Target Corp., TGT is in the exchange NYSE and its industry is Discount, Variety Stores in the sector of Services. Based in USA, Target Corp., TGT  has a market cap of 39257.87. Since its IPO date on the 4/6/1983, Target Corp., TGT performance year to date is -3.68%. Today Target Corp., TGT has gained 1.59%, with a current price of 68.29.

Ownership of the company is 0.11% for insider ownership while institutional ownership is 88.00%. The management of the company have seen the company have a payout ratio of 41.90%. Return of assets are at 8.30%, with return on investment at 15.30%.

In terms of debt levels and profit levels, Target Corp., TGT is seeing a long-term debt/equity of 1.04. While Total debt/equity is 1.1. With a profit margin of 4.60%, this is combined with a gross margin of 29.70%, and operating margin of 7.80%. Target Corp. ability to meet debt levels, with a current ratio of 1, while the quick ratio is 0.3.

For the last year Target Corp., TGT has seen a EPS growth of 36.00%. A performance for the year of -9.25%. The 52-week high is -17.57%, and the 52-week low is 5.23%. The average volume for Target Corp., TGT is 5751700.

With a target price of 74.41, can Target Corp., TGT reach this target? Looking at the value indicators of Target Corp., TGT. Target Corp. has a P/E of 13.27 and a forward P/E of 12.83. Perhaps the more useful indicator than P/E, is PEG which has a value of 2.27. Target Corp. also has a P/S and a P/B of 0.55 and 3.44 respectively. For P/cash, Target Corp. has a value of 26.53, while it is 140.21 for P/free cash flow.

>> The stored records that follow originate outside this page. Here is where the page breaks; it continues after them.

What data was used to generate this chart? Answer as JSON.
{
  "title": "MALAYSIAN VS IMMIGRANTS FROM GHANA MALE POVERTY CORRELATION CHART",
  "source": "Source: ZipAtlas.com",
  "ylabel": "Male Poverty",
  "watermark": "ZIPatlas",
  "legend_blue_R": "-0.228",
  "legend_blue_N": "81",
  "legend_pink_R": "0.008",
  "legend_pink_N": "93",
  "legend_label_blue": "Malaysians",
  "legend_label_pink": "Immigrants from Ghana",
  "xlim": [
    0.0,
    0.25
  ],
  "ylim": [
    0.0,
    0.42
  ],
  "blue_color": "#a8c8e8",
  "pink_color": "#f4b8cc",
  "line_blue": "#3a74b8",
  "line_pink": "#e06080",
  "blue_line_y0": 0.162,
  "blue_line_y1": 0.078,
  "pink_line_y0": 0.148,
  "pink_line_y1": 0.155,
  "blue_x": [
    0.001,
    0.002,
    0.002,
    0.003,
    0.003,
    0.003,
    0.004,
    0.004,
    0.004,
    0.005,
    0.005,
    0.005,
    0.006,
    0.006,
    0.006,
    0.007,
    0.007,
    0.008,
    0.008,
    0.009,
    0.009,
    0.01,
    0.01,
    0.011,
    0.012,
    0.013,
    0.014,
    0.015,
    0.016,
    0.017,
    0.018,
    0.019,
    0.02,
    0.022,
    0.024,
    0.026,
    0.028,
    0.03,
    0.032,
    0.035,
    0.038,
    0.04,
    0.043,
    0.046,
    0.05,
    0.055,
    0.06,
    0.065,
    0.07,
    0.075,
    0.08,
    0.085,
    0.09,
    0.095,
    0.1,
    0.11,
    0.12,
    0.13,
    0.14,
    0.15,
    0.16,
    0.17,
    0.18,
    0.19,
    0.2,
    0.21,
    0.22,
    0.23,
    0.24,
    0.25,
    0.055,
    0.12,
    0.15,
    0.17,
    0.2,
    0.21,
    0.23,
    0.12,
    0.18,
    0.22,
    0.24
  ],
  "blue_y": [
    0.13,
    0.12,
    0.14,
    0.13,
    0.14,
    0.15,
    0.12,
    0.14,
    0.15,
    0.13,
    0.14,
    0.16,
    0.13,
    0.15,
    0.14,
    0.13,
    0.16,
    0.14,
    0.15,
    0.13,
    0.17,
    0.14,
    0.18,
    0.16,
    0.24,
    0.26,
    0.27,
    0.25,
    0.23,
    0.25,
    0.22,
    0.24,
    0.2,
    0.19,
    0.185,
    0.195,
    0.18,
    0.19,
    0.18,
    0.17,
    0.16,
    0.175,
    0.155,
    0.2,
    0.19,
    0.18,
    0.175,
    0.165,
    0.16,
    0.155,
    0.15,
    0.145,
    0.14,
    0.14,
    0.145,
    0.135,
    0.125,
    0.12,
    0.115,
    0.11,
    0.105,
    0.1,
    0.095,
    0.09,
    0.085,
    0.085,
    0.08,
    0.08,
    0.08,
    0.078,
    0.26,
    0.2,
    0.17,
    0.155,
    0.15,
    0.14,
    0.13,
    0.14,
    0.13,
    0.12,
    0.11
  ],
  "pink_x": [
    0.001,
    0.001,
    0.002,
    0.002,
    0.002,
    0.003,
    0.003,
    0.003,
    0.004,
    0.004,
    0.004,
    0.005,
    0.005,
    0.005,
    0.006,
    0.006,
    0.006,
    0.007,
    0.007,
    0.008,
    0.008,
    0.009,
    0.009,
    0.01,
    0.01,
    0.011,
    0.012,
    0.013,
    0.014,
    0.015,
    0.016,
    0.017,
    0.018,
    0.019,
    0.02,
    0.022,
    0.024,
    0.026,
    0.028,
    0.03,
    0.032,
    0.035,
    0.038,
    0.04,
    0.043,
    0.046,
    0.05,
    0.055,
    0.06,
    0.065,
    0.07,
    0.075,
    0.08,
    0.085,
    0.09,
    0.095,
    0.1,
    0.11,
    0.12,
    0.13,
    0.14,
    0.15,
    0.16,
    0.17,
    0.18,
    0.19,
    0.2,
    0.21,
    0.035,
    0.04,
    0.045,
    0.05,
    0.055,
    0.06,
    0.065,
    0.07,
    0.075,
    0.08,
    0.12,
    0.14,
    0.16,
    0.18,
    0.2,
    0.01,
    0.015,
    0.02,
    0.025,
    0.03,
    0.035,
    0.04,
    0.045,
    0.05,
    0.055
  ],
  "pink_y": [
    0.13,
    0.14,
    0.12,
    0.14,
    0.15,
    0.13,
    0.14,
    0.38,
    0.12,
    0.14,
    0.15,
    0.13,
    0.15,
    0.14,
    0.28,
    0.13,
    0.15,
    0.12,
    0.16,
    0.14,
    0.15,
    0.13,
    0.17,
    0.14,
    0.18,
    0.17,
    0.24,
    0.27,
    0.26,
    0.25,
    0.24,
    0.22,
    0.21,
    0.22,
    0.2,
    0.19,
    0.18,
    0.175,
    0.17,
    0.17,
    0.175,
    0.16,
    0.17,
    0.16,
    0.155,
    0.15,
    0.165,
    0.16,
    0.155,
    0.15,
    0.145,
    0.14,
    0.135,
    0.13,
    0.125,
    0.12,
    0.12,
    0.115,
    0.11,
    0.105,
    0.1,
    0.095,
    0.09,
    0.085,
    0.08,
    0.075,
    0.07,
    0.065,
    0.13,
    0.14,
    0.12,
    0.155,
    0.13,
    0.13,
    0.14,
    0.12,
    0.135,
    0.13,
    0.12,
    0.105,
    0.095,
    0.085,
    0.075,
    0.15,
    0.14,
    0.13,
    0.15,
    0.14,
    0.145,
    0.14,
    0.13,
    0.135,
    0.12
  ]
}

At the current price of 68.29, Target Corp. has a dividend yield of 3.51%. We see a return on equity of 26.10%.

Looking more long-term Target Corp., is projected to get an EPS growth for the next five years of 5.85%. In the short-term an EPS growth of 7.36% in the next year is forecasted. This is after a EPS growth of 36.00% for this year and for the last five years a 5.60% growth has been seen.

Disclaimer: Remember there is a risk to your investment, this is not a recommendation, nor personal advice, never invest more than you are able too loose.